Hopefully, it’s unlikely that you’ll encounter hostility, but what should you do if this happens to you?

Look for a way out and just try to ignore it.      Sheila Beal

Trouble in Paradise

Rick's Note:  As far as the argument goes about the privacy of the locals versus the desires of the tourists to see the natural wonders, I would prefer to make up my mind situation by situation. 

As far as the Nahiku situation goes, I side with the locals to some extent.  While I found myself angry at the locals for the way they treated George Harrison, upset with the strongarm tactics of locals and disappointed with the rudeness of amberloo, I actually do sympathize with their point. 

In the end, the argument that swayed me was the lady who said she can no longer allow her children to play outside.  We city people understand that problem full well and have grown used to the problem, but it has to be maddening to the Nahiku locals who grew up with privacy and have had it taken away. 

Who can blame a mother for wishing she could let her kids roam free again in a place that was once totally free of traffic? 

I have little doubt the American Indians felt the same way as the advent of westward expansion encroached upon their ancient homeland.

The truth of the matter is that while the view from Nahiku Landing is nice, there are roughly a thousand similar pretty views somewhere else on the island.  After all, how many different angles do you need to appreciate the Pacific Ocean?

Furthermore, the long drive down to the Landing is not practical at all.

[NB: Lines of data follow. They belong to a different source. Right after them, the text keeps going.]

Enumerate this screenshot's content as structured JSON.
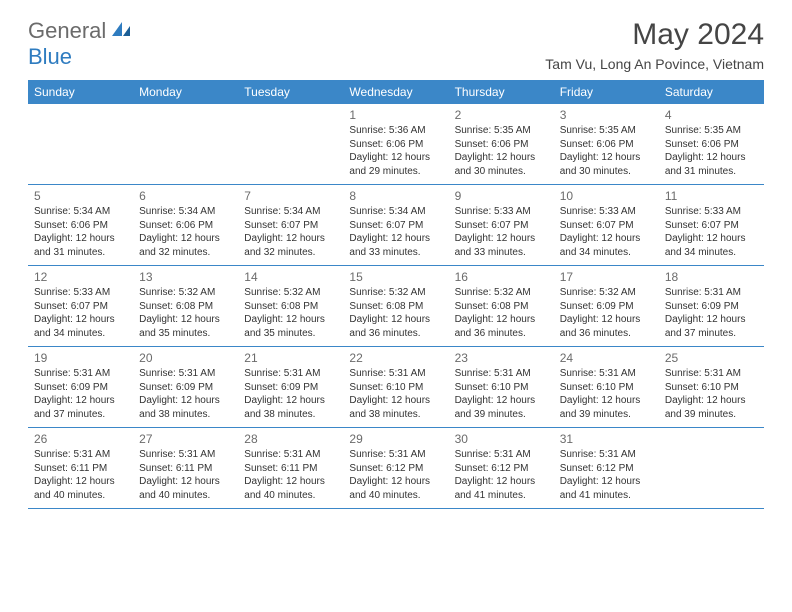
{
  "logo": {
    "text_general": "General",
    "text_blue": "Blue"
  },
  "title": "May 2024",
  "location": "Tam Vu, Long An Povince, Vietnam",
  "colors": {
    "header_bg": "#3b87c8",
    "header_text": "#ffffff",
    "border": "#3b87c8",
    "logo_gray": "#6b6b6b",
    "logo_blue": "#2f7cc0",
    "body_text": "#333333",
    "daynum_text": "#6b6b6b",
    "background": "#ffffff"
  },
  "typography": {
    "title_fontsize": 30,
    "location_fontsize": 14,
    "dow_fontsize": 12,
    "daynum_fontsize": 12,
    "detail_fontsize": 10,
    "logo_fontsize": 22
  },
  "days_of_week": [
    "Sunday",
    "Monday",
    "Tuesday",
    "Wednesday",
    "Thursday",
    "Friday",
    "Saturday"
  ],
  "weeks": [
    [
      null,
      null,
      null,
      {
        "num": "1",
        "sunrise": "5:36 AM",
        "sunset": "6:06 PM",
        "daylight": "12 hours and 29 minutes."
      },
      {
        "num": "2",
        "sunrise": "5:35 AM",
        "sunset": "6:06 PM",
        "daylight": "12 hours and 30 minutes."
      },
      {
        "num": "3",
        "sunrise": "5:35 AM",
        "sunset": "6:06 PM",
        "daylight": "12 hours and 30 minutes."
      },
      {
        "num": "4",
        "sunrise": "5:35 AM",
        "sunset": "6:06 PM",
        "daylight": "12 hours and 31 minutes."
      }
    ],
    [
      {
        "num": "5",
        "sunrise": "5:34 AM",
        "sunset": "6:06 PM",
        "daylight": "12 hours and 31 minutes."
      },
      {
        "num": "6",
        "sunrise": "5:34 AM",
        "sunset": "6:06 PM",
        "daylight": "12 hours and 32 minutes."
      },
      {
        "num": "7",
        "sunrise": "5:34 AM",
        "sunset": "6:07 PM",
        "daylight": "12 hours and 32 minutes."
      },
      {
        "num": "8",
        "sunrise": "5:34 AM",
        "sunset": "6:07 PM",
        "daylight": "12 hours and 33 minutes."
      },
      {
        "num": "9",
        "sunrise": "5:33 AM",
        "sunset": "6:07 PM",
        "daylight": "12 hours and 33 minutes."
      },
      {
        "num": "10",
        "sunrise": "5:33 AM",
        "sunset": "6:07 PM",
        "daylight": "12 hours and 34 minutes."
      },
      {
        "num": "11",
        "sunrise": "5:33 AM",
        "sunset": "6:07 PM",
        "daylight": "12 hours and 34 minutes."
      }
    ],
    [
      {
        "num": "12",
        "sunrise": "5:33 AM",
        "sunset": "6:07 PM",
        "daylight": "12 hours and 34 minutes."
      },
      {
        "num": "13",
        "sunrise": "5:32 AM",
        "sunset": "6:08 PM",
        "daylight": "12 hours and 35 minutes."
      },
      {
        "num": "14",
        "sunrise": "5:32 AM",
        "sunset": "6:08 PM",
        "daylight": "12 hours and 35 minutes."
      },
      {
        "num": "15",
        "sunrise": "5:32 AM",
        "sunset": "6:08 PM",
        "daylight": "12 hours and 36 minutes."
      },
      {
        "num": "16",
        "sunrise": "5:32 AM",
        "sunset": "6:08 PM",
        "daylight": "12 hours and 36 minutes."
      },
      {
        "num": "17",
        "sunrise": "5:32 AM",
        "sunset": "6:09 PM",
        "daylight": "12 hours and 36 minutes."
      },
      {
        "num": "18",
        "sunrise": "5:31 AM",
        "sunset": "6:09 PM",
        "daylight": "12 hours and 37 minutes."
      }
    ],
    [
      {
        "num": "19",
        "sunrise": "5:31 AM",
        "sunset": "6:09 PM",
        "daylight": "12 hours and 37 minutes."
      },
      {
        "num": "20",
        "sunrise": "5:31 AM",
        "sunset": "6:09 PM",
        "daylight": "12 hours and 38 minutes."
      },
      {
        "num": "21",
        "sunrise": "5:31 AM",
        "sunset": "6:09 PM",
        "daylight": "12 hours and 38 minutes."
      },
      {
        "num": "22",
        "sunrise": "5:31 AM",
        "sunset": "6:10 PM",
        "daylight": "12 hours and 38 minutes."
      },
      {
        "num": "23",
        "sunrise": "5:31 AM",
        "sunset": "6:10 PM",
        "daylight": "12 hours and 39 minutes."
      },
      {
        "num": "24",
        "sunrise": "5:31 AM",
        "sunset": "6:10 PM",
        "daylight": "12 hours and 39 minutes."
      },
      {
        "num": "25",
        "sunrise": "5:31 AM",
        "sunset": "6:10 PM",
        "daylight": "12 hours and 39 minutes."
      }
    ],
    [
      {
        "num": "26",
        "sunrise": "5:31 AM",
        "sunset": "6:11 PM",
        "daylight": "12 hours and 40 minutes."
      },
      {
        "num": "27",
        "sunrise": "5:31 AM",
        "sunset": "6:11 PM",
        "daylight": "12 hours and 40 minutes."
      },
      {
        "num": "28",
        "sunrise": "5:31 AM",
        "sunset": "6:11 PM",
        "daylight": "12 hours and 40 minutes."
      },
      {
        "num": "29",
        "sunrise": "5:31 AM",
        "sunset": "6:12 PM",
        "daylight": "12 hours and 40 minutes."
      },
      {
        "num": "30",
        "sunrise": "5:31 AM",
        "sunset": "6:12 PM",
        "daylight": "12 hours and 41 minutes."
      },
      {
        "num": "31",
        "sunrise": "5:31 AM",
        "sunset": "6:12 PM",
        "daylight": "12 hours and 41 minutes."
      },
      null
    ]
  ],
  "labels": {
    "sunrise": "Sunrise:",
    "sunset": "Sunset:",
    "daylight": "Daylight:"
  }
}
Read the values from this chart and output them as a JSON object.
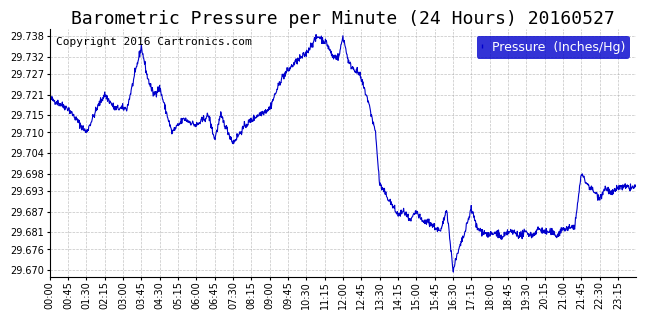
{
  "title": "Barometric Pressure per Minute (24 Hours) 20160527",
  "copyright": "Copyright 2016 Cartronics.com",
  "legend_label": "Pressure  (Inches/Hg)",
  "legend_bg": "#0000cc",
  "legend_fg": "#ffffff",
  "line_color": "#0000cc",
  "bg_color": "#ffffff",
  "plot_bg": "#ffffff",
  "grid_color": "#aaaaaa",
  "yticks": [
    29.67,
    29.676,
    29.681,
    29.687,
    29.693,
    29.698,
    29.704,
    29.71,
    29.715,
    29.721,
    29.727,
    29.732,
    29.738
  ],
  "ylim": [
    29.668,
    29.74
  ],
  "xtick_positions": [
    0,
    45,
    90,
    135,
    180,
    225,
    270,
    315,
    360,
    405,
    450,
    495,
    540,
    585,
    630,
    675,
    720,
    765,
    810,
    855,
    900,
    945,
    990,
    1035,
    1080,
    1125,
    1170,
    1215,
    1260,
    1305,
    1350,
    1395
  ],
  "xtick_labels": [
    "00:00",
    "00:45",
    "01:30",
    "02:15",
    "03:00",
    "03:45",
    "04:30",
    "05:15",
    "06:00",
    "06:45",
    "07:30",
    "08:15",
    "09:00",
    "09:45",
    "10:30",
    "11:15",
    "12:00",
    "12:45",
    "13:30",
    "14:15",
    "15:00",
    "15:45",
    "16:30",
    "17:15",
    "18:00",
    "18:45",
    "19:30",
    "20:15",
    "21:00",
    "21:45",
    "22:30",
    "23:15"
  ],
  "anchors_x": [
    0,
    45,
    90,
    120,
    135,
    160,
    190,
    225,
    240,
    255,
    270,
    300,
    330,
    360,
    390,
    405,
    420,
    450,
    480,
    510,
    540,
    570,
    600,
    630,
    645,
    660,
    680,
    695,
    710,
    720,
    735,
    760,
    780,
    800,
    810,
    820,
    840,
    855,
    870,
    885,
    900,
    915,
    930,
    960,
    975,
    990,
    1005,
    1020,
    1035,
    1050,
    1065,
    1080,
    1100,
    1110,
    1125,
    1140,
    1155,
    1170,
    1185,
    1200,
    1215,
    1230,
    1245,
    1260,
    1275,
    1290,
    1305,
    1320,
    1335,
    1350,
    1365,
    1380,
    1395,
    1440
  ],
  "anchors_y": [
    29.72,
    29.717,
    29.71,
    29.718,
    29.721,
    29.717,
    29.717,
    29.735,
    29.726,
    29.721,
    29.723,
    29.71,
    29.714,
    29.712,
    29.715,
    29.708,
    29.715,
    29.707,
    29.712,
    29.715,
    29.717,
    29.726,
    29.73,
    29.733,
    29.736,
    29.738,
    29.736,
    29.732,
    29.732,
    29.738,
    29.73,
    29.727,
    29.72,
    29.71,
    29.695,
    29.693,
    29.689,
    29.686,
    29.687,
    29.684,
    29.687,
    29.684,
    29.684,
    29.681,
    29.688,
    29.67,
    29.676,
    29.681,
    29.688,
    29.682,
    29.681,
    29.68,
    29.681,
    29.679,
    29.681,
    29.681,
    29.68,
    29.681,
    29.68,
    29.682,
    29.681,
    29.681,
    29.68,
    29.682,
    29.682,
    29.683,
    29.698,
    29.695,
    29.693,
    29.691,
    29.694,
    29.692,
    29.694,
    29.694
  ],
  "title_fontsize": 13,
  "copyright_fontsize": 8,
  "tick_fontsize": 7,
  "legend_fontsize": 9,
  "noise_seed": 42,
  "noise_std": 0.0005
}
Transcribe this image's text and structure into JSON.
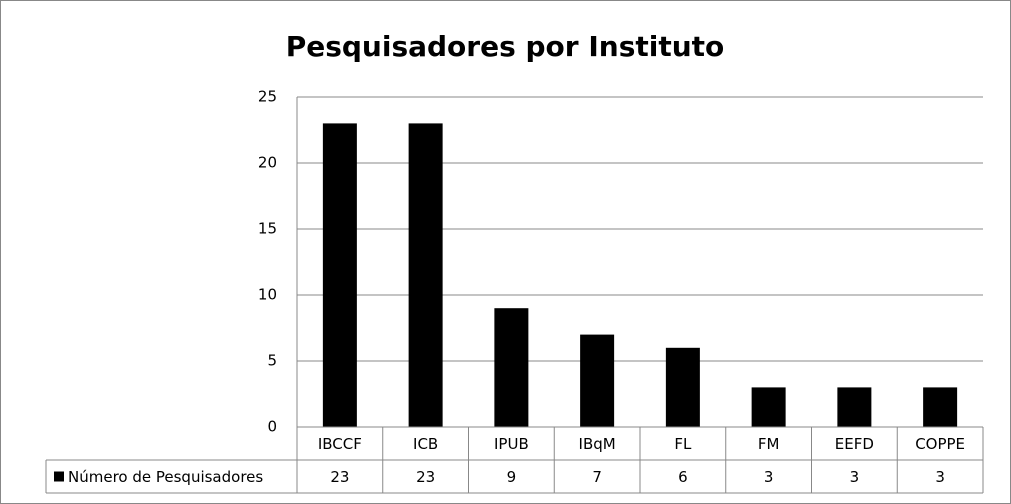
{
  "chart_data": {
    "type": "bar",
    "title": "Pesquisadores por Instituto",
    "categories": [
      "IBCCF",
      "ICB",
      "IPUB",
      "IBqM",
      "FL",
      "FM",
      "EEFD",
      "COPPE"
    ],
    "series": [
      {
        "name": "Número de Pesquisadores",
        "color": "#000000",
        "values": [
          23,
          23,
          9,
          7,
          6,
          3,
          3,
          3
        ]
      }
    ],
    "ylim": [
      0,
      25
    ],
    "yticks": [
      0,
      5,
      10,
      15,
      20,
      25
    ],
    "grid": true,
    "data_table": true
  }
}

That two mile stretch from Highway 360 (the Road to Hana) is no cup of tea. The only path down to the ocean is a steep, narrow, poorly-paved "country" road.  The condition of the road is not good enough to sustain heavy traffic.  And the traffic snarls caused by the heavy two-way traffic on what is essentially a wide "one-way road" has to drive people crazy.

After Marla and I had visited Nahiku Landing, on my way back up the road to re-connect with the Road to Hana, my one overriding thought was that this drive was a waste of time. 

Mind you, I kept that opinion to myself, but to tell the truth I wasn't impressed at all considering the hard work it took to get there.

The long drive down the bumpy, rutted Nahiku Drive took us 20 minutes for 2.5 miles and 40 minutes for the round trip.  Then add 20 minutes to look around and take pictures.  That adds up to ONE HOUR.

Furthermore it would have been even longer on a busier day.  Why bother?  You can get roughly the same sight at a highway viewing point one mile further down Highway 360 (the Road to Hana) and save an hour in the process.

I agree with Sheila Beal:

Hopefully, it’s unlikely that you’ll encounter hostility, but what should you do if this happens to you?   Look for a way out and just try to ignore it.   

I took 209 pictures on our 2013 Road to Hana visit.  However, I had no way of knowing what picture corresponded to what spot except for "sequential" order.

I wasn't sure if I had taken a picture of Nahiku Landing or not, so I grabbed one from the Internet.  When I saw the 'wood post' in the picture above, it seemed familiar.

I took this picture.  That 'wood post' in the picture above helped me identify my own set of Nahiku pictures. 

So there you have it.  This is the view from Nahiku Landing.  Now you know what you are missing

I say leave the Nahiku people in peace; this spot is pretty, but you can see virtually the same thing from the highway above and save yourself a long trip in the process.